REQUEST_IGNORE_BATTERY_OPTIMIZATIONS: Applications must have permissions to use settings. ACTION_REQUEST_IGNORE_BATTERY_OPTIMIZATIONS.
REQUEST_INSTALL_PACKAGES: allows applications to request installation packages.
Request_observe_self-expressive DEVICE_PRESENCE: Allows an application to subscribe to notifications about online status changes for its associated companion devices. 31 new API
REQUEST_PASSWORD_COMPLEXITY: Allows an application to request screen lock complexity and prompt the user to update the screen lock to a certain complexity level.
SCHEDULE_EXACT_ALARM: Allows applications to use precise alarm apis. 31 new API
SEND_RESPOND_VIA_MESSAGE: Allows an application (phone) to send requests to other applications to handle response via message operations during incoming calls.
SEND_SMS: Allows applications to send SMS messages.
SET_ALARM: allows an application to broadcast an Intent to set an alert for the user.
SET_ALWAYS_FINISH: allows the application to control whether the activity is completed immediately when it is put in the background.
SET_ANIMATION_SCALE modifies the global animation scale factor.
SET_DEBUG_APP configures the application for debugging.
SET_PROCESS_LIMIT: Allows an application to set the maximum number of (unwanted) application processes that can run.
SET_TIME: allows applications to set the system time directly.
SET_TIME_ZONE: allows applications to set the system time zone directly.
SET_WALLPAPER: Allows applications to set wallpapers.
SET_WALLPAPER_HINTS: Allows applications to set wallpaper hints.
SIGNAL_PERSISTENT_PROCESSES: Allows application requests to send signals to all persistent processes.
SMS_FINANCIAL_TRANSACTIONS: This constant is deprecated at API level 31. Apis that use this permission are no longer in effect.
START_FOREGROUND_SERVICES_FROM_BACKGROUND: Allows applications to start foreground services from the background at any time.
START_VIEW_PERMISSION_USAGE: Allows the holder permission to start the application using the screen.
STATUS_BAR: Allows applications to turn on, off, or disable the status bar and its ICONS.
SYSTEM_ALERT_WINDOW: allow applications to use WindowManager.

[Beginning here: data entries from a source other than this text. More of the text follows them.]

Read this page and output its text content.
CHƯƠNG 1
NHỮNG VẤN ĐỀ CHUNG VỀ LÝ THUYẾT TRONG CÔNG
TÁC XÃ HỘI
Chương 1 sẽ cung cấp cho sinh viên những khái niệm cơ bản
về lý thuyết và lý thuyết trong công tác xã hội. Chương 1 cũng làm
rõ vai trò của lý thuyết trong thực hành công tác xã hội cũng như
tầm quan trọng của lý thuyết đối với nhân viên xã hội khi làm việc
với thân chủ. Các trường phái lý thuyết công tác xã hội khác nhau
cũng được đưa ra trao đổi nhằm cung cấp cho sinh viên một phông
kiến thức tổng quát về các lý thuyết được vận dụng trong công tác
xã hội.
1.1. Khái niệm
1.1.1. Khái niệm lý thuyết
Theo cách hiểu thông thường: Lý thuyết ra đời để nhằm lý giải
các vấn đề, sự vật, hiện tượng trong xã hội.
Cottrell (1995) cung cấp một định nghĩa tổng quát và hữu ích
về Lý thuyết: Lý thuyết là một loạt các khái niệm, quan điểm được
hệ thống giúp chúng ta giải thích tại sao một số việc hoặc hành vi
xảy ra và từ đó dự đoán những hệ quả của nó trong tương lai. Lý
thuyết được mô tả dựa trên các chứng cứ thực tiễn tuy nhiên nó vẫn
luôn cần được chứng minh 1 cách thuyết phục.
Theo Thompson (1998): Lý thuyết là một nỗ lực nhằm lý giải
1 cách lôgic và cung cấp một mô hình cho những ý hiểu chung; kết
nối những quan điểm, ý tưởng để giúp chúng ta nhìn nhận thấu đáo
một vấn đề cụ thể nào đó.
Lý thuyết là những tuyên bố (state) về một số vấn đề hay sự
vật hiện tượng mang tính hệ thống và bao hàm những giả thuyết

LayoutParams. TYPE_APPLICATION_OVERLAY appear in all other applications to create a window at the top of the type.
TRANSMIT_IR: Permission to use infrared transmitter of device (if available).

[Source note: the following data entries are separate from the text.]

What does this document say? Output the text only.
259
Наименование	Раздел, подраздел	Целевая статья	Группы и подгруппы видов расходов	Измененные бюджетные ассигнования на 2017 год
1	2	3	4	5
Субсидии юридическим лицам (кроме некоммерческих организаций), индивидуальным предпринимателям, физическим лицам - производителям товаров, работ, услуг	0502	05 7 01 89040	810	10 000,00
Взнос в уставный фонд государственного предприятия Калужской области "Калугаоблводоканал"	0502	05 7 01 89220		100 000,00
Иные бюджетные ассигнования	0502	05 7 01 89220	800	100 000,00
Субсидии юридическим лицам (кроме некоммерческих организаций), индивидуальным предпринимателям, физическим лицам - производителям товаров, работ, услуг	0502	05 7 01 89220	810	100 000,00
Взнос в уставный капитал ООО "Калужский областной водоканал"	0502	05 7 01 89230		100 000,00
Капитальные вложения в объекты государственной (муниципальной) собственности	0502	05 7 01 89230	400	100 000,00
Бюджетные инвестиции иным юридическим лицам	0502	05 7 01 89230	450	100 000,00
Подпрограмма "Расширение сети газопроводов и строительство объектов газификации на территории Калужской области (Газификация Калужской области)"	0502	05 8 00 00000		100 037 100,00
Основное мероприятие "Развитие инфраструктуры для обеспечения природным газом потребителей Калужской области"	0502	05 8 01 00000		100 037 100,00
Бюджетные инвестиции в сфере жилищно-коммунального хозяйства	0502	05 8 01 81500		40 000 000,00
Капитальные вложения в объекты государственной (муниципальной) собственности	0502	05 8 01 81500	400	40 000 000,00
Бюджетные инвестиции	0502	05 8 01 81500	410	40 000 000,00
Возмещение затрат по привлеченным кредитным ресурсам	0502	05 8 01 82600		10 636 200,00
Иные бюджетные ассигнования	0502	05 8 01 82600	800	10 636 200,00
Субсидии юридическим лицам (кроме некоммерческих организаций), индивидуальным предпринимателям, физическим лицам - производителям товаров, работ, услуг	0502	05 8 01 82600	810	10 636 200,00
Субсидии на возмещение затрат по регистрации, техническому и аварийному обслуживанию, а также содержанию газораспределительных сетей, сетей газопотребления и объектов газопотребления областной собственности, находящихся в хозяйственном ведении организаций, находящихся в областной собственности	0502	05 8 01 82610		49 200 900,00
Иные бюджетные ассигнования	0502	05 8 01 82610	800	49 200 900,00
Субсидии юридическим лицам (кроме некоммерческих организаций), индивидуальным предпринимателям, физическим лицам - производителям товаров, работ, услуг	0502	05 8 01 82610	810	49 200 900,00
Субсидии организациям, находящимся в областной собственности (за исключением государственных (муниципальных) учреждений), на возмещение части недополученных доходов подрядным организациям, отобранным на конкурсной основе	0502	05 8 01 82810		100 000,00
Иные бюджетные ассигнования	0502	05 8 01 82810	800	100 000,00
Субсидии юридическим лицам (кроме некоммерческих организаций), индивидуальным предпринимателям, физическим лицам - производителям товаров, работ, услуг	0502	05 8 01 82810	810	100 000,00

Uninstall_shortcut Do not use this permission in your application.
UPDATE_DEVICE_STATS: allows applications to update device statistics.

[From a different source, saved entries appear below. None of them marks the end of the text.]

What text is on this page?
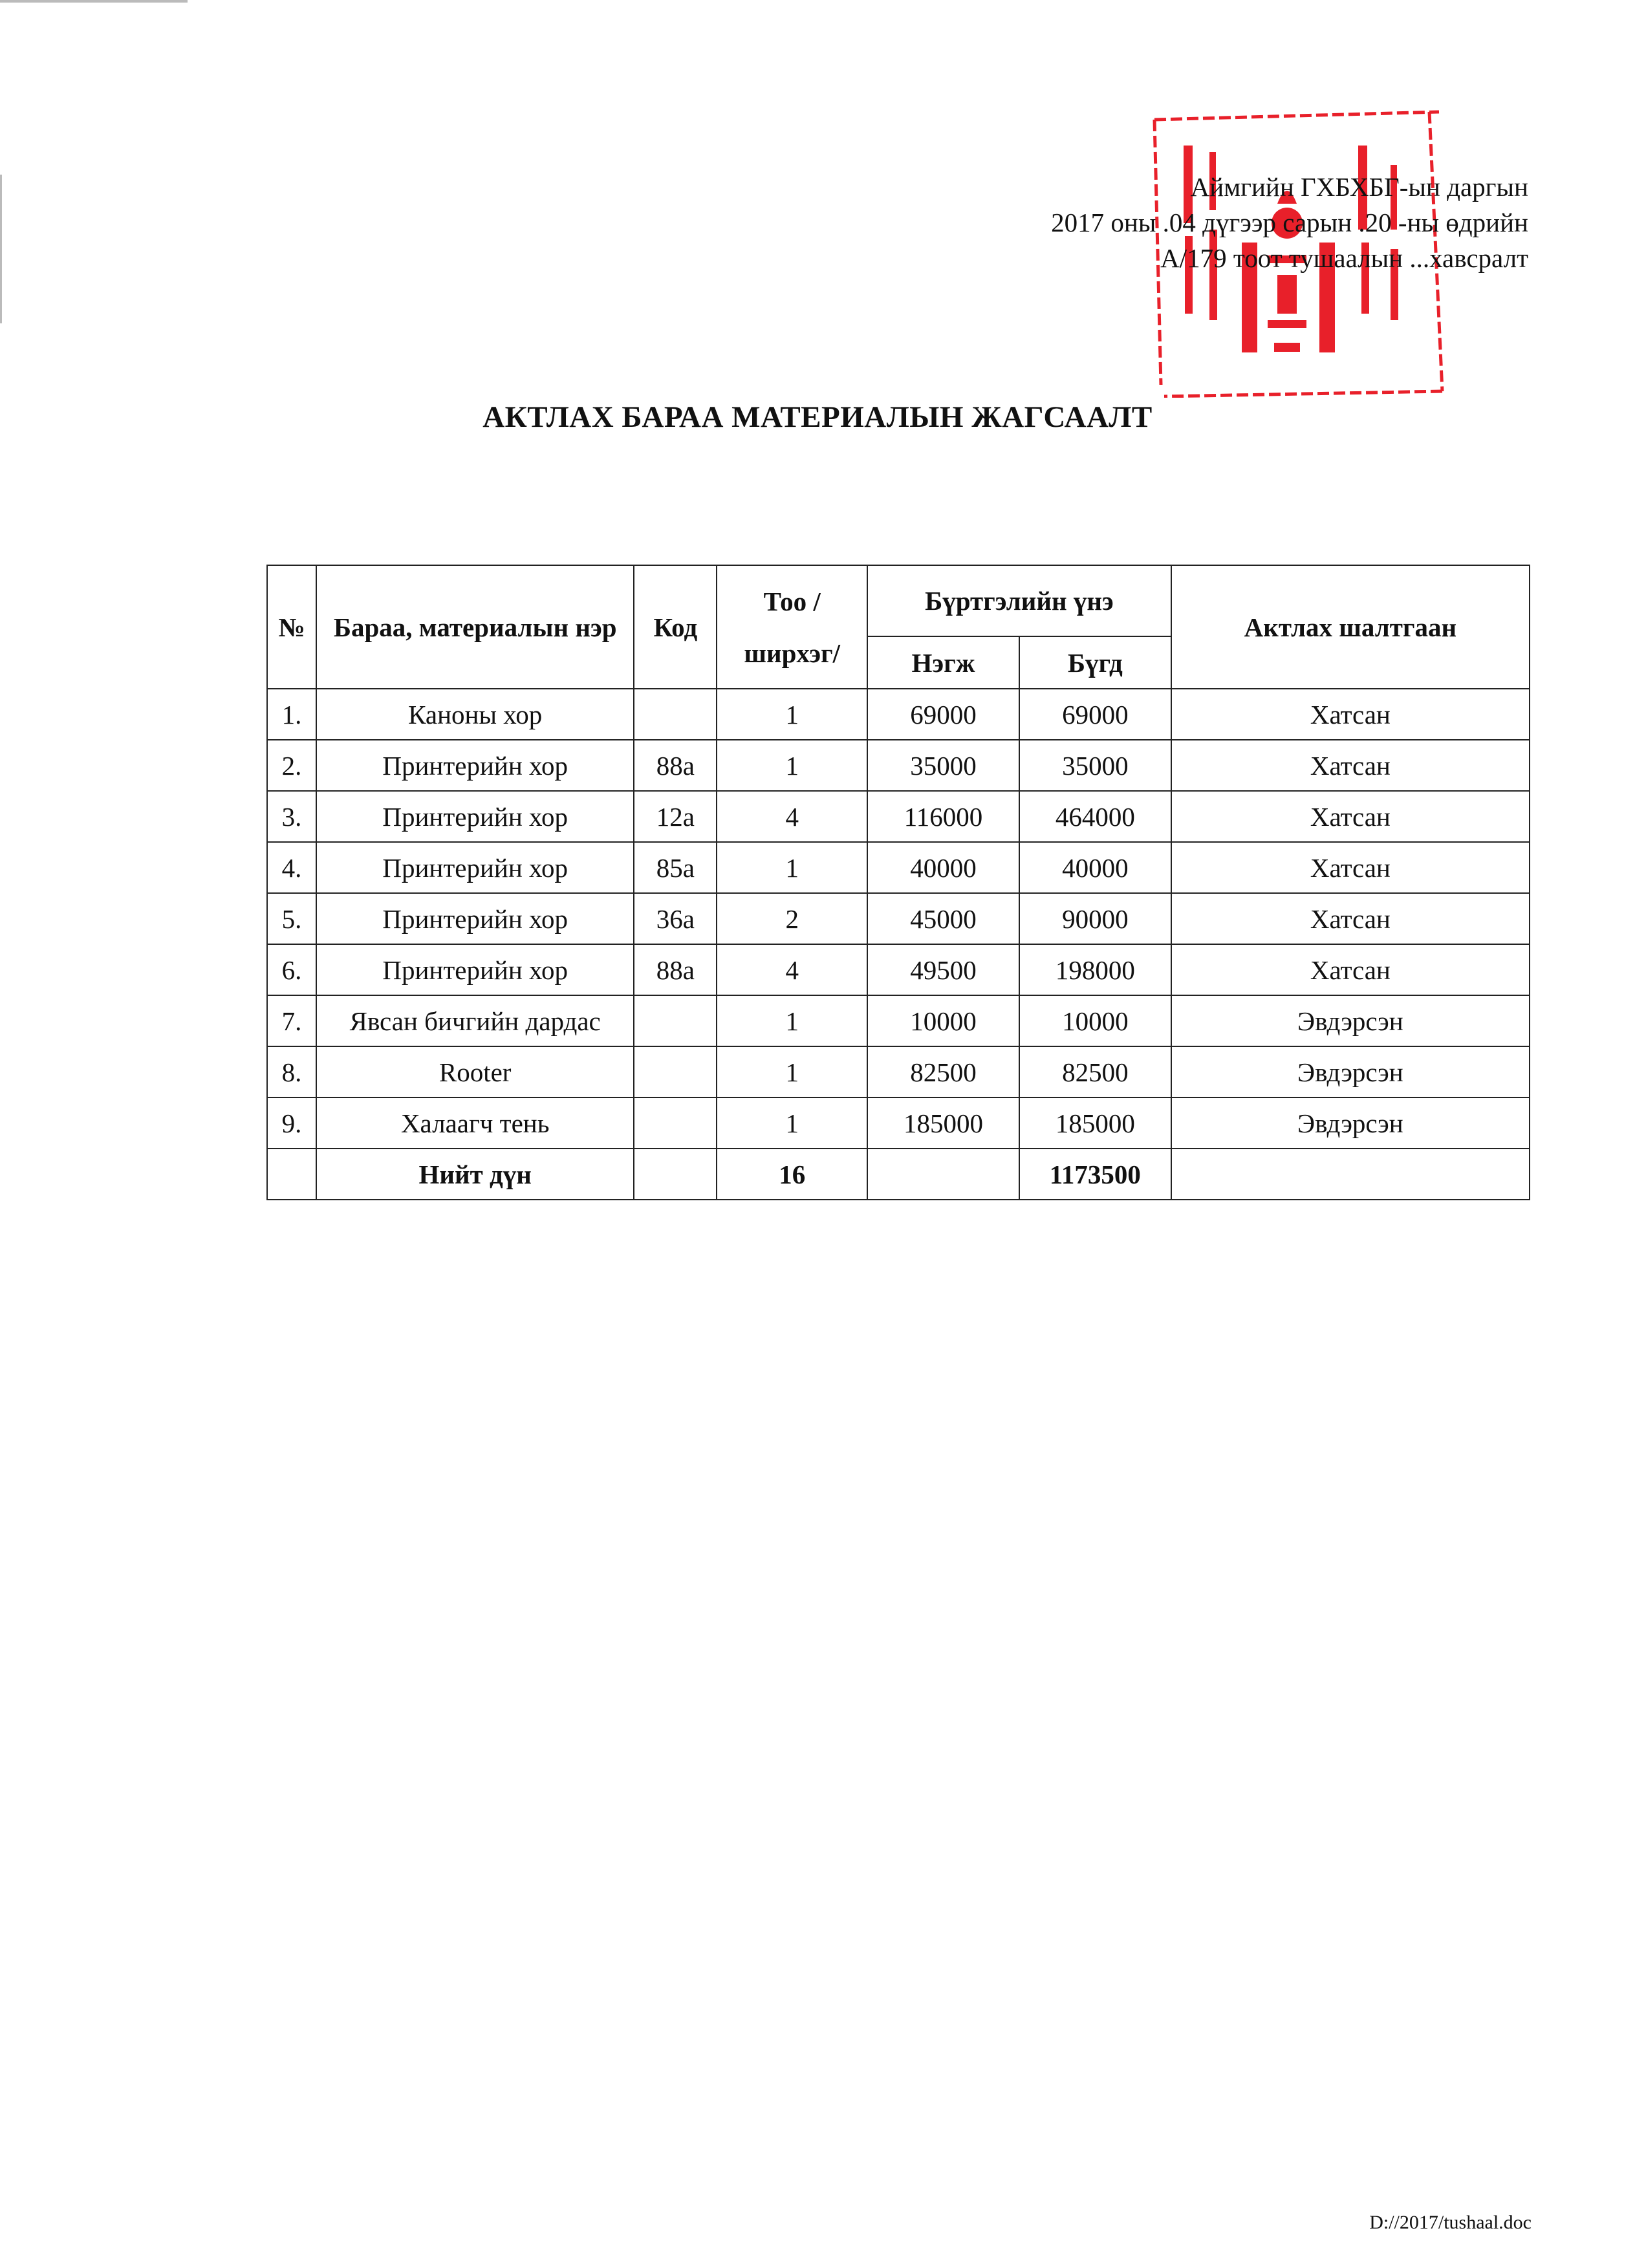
Аймгийн ГХБХБГ-ын даргын
2017 оны .04 дүгээр сарын .20 -ны өдрийн
А/179 тоот тушаалын ...хавсралт
АКТЛАХ БАРАА МАТЕРИАЛЫН ЖАГСААЛТ
№	Бараа, материалын нэр	Код	Тоо /ширхэг/	Бүртгэлийн үнэ		Актлах шалтгаан
				Нэгж	Бүгд	
1.	Каноны хор		1	69000	69000	Хатсан
2.	Принтерийн хор	88a	1	35000	35000	Хатсан
3.	Принтерийн хор	12a	4	116000	464000	Хатсан
4.	Принтерийн хор	85a	1	40000	40000	Хатсан
5.	Принтерийн хор	36a	2	45000	90000	Хатсан
6.	Принтерийн хор	88a	4	49500	198000	Хатсан
7.	Явсан бичгийн дардас		1	10000	10000	Эвдэрсэн
8.	Rooter		1	82500	82500	Эвдэрсэн
9.	Халаагч тень		1	185000	185000	Эвдэрсэн
	Нийт дүн		16		1173500	
D://2017/tushaal.doc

UPDATE_PACKAGES_WITHOUT_USER_ACTION: allow applications to PackageInstaller. SessionParams. SetRequireUserAction (int) application update does not require user action to instructions. 31 new API
USE_BIOMETRIC: allows applications to use the biometric mode supported by the device.
USE_FINGERPRINT: This constant is deprecated at API level 28. The application should request USE_BIOMETRIC instead
USE_FULL_SCREEN_INTENT: Use notification full screen intents for build.version_codes. Q.
USE_ICC_AUTH_WITH_DEVICE_IDENTIFIER: Allows device identifiers to be read and ICC based authentication to be used, such as EAP-AKA. API 31 is new. The level of authority: signature | appop
USE_SIP: allows applications to use SIP services.
UWB_RANGING: Need to be able to cover devices that use ultra broadband. API 31 is new. Permission level: Dangerous
VIBRATE: Allows access to the vibrator.
WAKE_LOCK: Allows the use of PowerManager WakeLocks to prevent processor sleep or screen darkening.
WRITE_APN_SETTINGS: Allows applications to write APN Settings and read sensitive fields of existing APN Settings, such as user and password.
WRITE_CALENDAR: Allows applications to write user calendar data.
WRITE_CALL_LOG: Allows applications to write (but not read) call record data of users.
WRITE_CONTACTS: Allows the application to write the user’s contact data.
WRITE_EXTERNAL_STORAGE: allows applications to write to external storage.
WRITE_GSERVICES: Allows applications to modify Google services maps.
WRITE_SECURE_SETTINGS: Allows applications to read or write security system Settings.
WRITE_SETTINGS: Allows applications to read or write system Settings.
WRITE_SYNC_SETTINGS: Allows applications to write synchronization Settings.
WRITE_VOICEMAIL: allows applications to modify and delete existing voicemail messages in the system.